Come può uno scoglio arginare il mare, si chiedeva – senza risposta – Lucio Battisti in un celebre successo di qualche decennio fa.
E come può un’alga indicare la qualità del mare?
A questa domanda, invece, rispondono i tecnici dell’Agenzia regionale per la protezione dell’ambiente ligure.
Arpal infatti, nella sua opera di tutela del mare e delle coste liguri, effettua diversi tipi di monitoraggio, affidandosi anche all’utilizzo dei bioindicatori.
Proprio in questi giorni, i biologi dell’Agenzia ligure stanno completando il monitoraggio dello stato ecologico delle acque costiereattraverso l’applicazione dell’indice Carlit.
Si tratta di una particolare indagine non invasiva, che analizza i popolamenti superficiali di substrato roccioso prevalentemente dominati da macroalghe.
Questi organismi viventi rispondono ai cambiamenti delle condizioni ambientali in tempi relativamente brevi; una prerogativa che consente di avere una “fotografia” attendibile della situazione in essere.

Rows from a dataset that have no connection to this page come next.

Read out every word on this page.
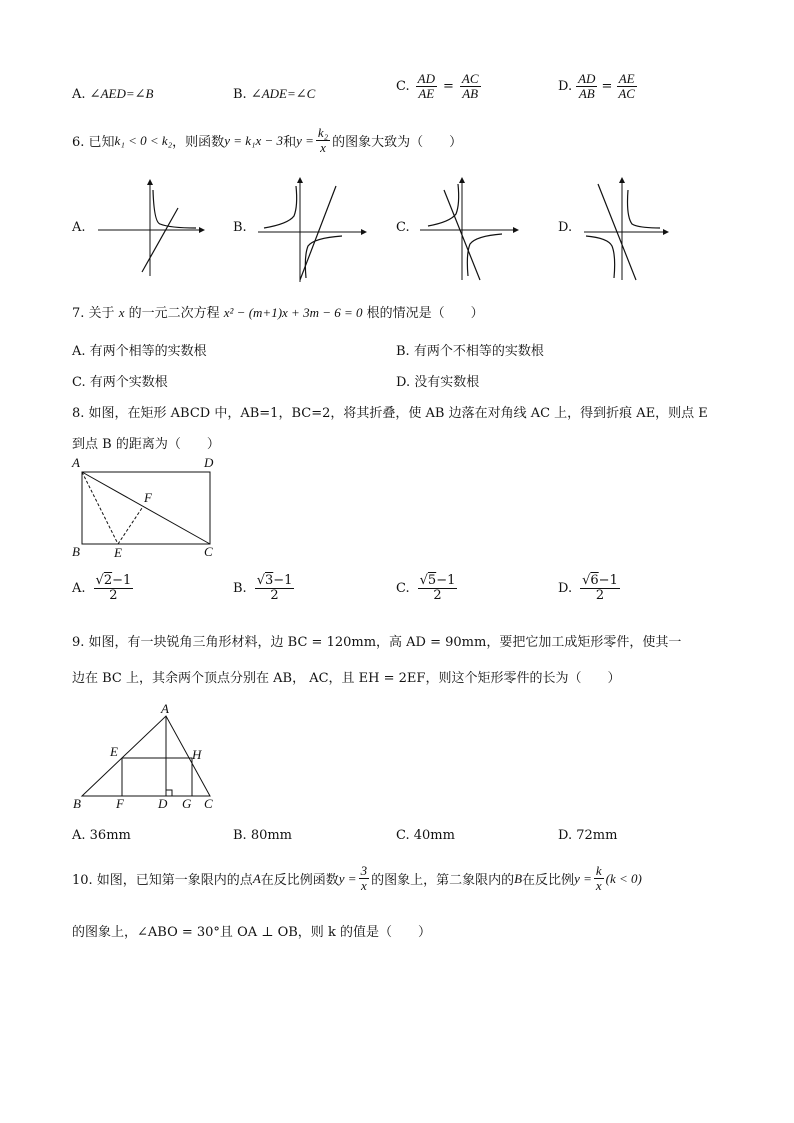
A. ∠AED=∠B	B. ∠ADE=∠C	C. $\frac{AD}{AE} = \frac{AC}{AB}$	D. $\frac{AD}{AB} = \frac{AE}{AC}$
6. 已知 k₁ < 0 < k₂ ，则函数 y = k₁x − 3 和 $y = \frac{\text{k₂}}{x}$ 的图象大致为（　　）
A.	B.	C.	D.
7. 关于 x 的一元二次方程 x² − (m+1)x + 3m − 6 = 0 根的情况是（　　）
A. 有两个相等的实数根	B. 有两个不相等的实数根
C. 有两个实数根	D. 没有实数根
8. 如图，在矩形 ABCD 中，AB=1，BC=2，将其折叠，使 AB 边落在对角线 AC 上，得到折痕 AE，则点 E
到点 B 的距离为（　　）
A	D
F
B	E	C
A. $\frac{√2-1}{2}$	B. $\frac{√3-1}{2}$	C. $\frac{√5-1}{2}$	D. $\frac{√6-1}{2}$
9. 如图，有一块锐角三角形材料，边 BC = 120mm，高 AD = 90mm，要把它加工成矩形零件，使其一
边在 BC 上，其余两个顶点分别在 AB， AC，且 EH = 2EF，则这个矩形零件的长为（　　）
A
E	H
B	F	D G C
A. 36mm	B. 80mm	C. 40mm	D. 72mm
10. 如图，已知第一象限内的点 A 在反比例函数 $y = \frac{3}{x}$ 的图象上，第二象限内的 B 在反比例 $y = \frac{k}{x} (k < 0)$
的图象上，∠ABO = 30°且 OA ⊥ OB，则 k 的值是（　　）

L’impatto dell’uomo incide sulla varietà, qualità e tipologia di alghe presenti sulle scogliere; o, per dirla in maniera più tecnica, le perturbazioni antropiche di diverso genere (l’urbanizzazione della costa oppure l’eutrofizzazione, ossia l’arricchimento di nutrienti originato dagli scarichi fognari) provocano cambiamenti nelle comunità delle scogliere superficiali.
Le macroalghe brune strutturanti (Fucales) tendono a scomparire, mentre le specie tolleranti allo stress (es. feltri di Corallinales articolate) diventano dominanti in situazioni di moderato disturbo.
In caso di disturbo di grande intensità e durata, invece, si affermano principalmente specie opportuniste (es. Ulvales, la cosiddetta “lattuga di mare”). Molti studi hanno descritto questa tendenza in diverse aree, evidenziando come tali processi possano essere considerati comuni e paragonabili a scala mediterranea, seguendo una dinamica generale.
La situazione osservata nel 2020 è in linea con quella pregressa: in attesa di finire le elaborazioni dell’indice, le osservazioni puntuali non stravolgono quelle dello scorso triennio. Sono state trovate comunità ricche, con una buona densità di organismi, principalmente dominate da cystoseira, indicativa di un’ottima qualità ambientale. Sulle scogliere più esposte all’azione del moto ondoso la comunità algale risulta banalizzata, ma la causa in questo caso è naturale.
Il metodo Carlit è uno strumento utile per uno screening su vaste aree (grazie alla semplicità d’applicazione e ai costi limitati), per mettere in evidenza possibili zone a rischio o individuare dove approfondire il monitoraggio con ulteriori indagini.
Arpal è stata tra i primi ad applicare questo indice, mettendolo a punto insieme all’Università di Genova già nel 2004; ad oggi il Carlit è utilizzato in gran parte delle coste Mediterranee (italiane, spagnole e francesi).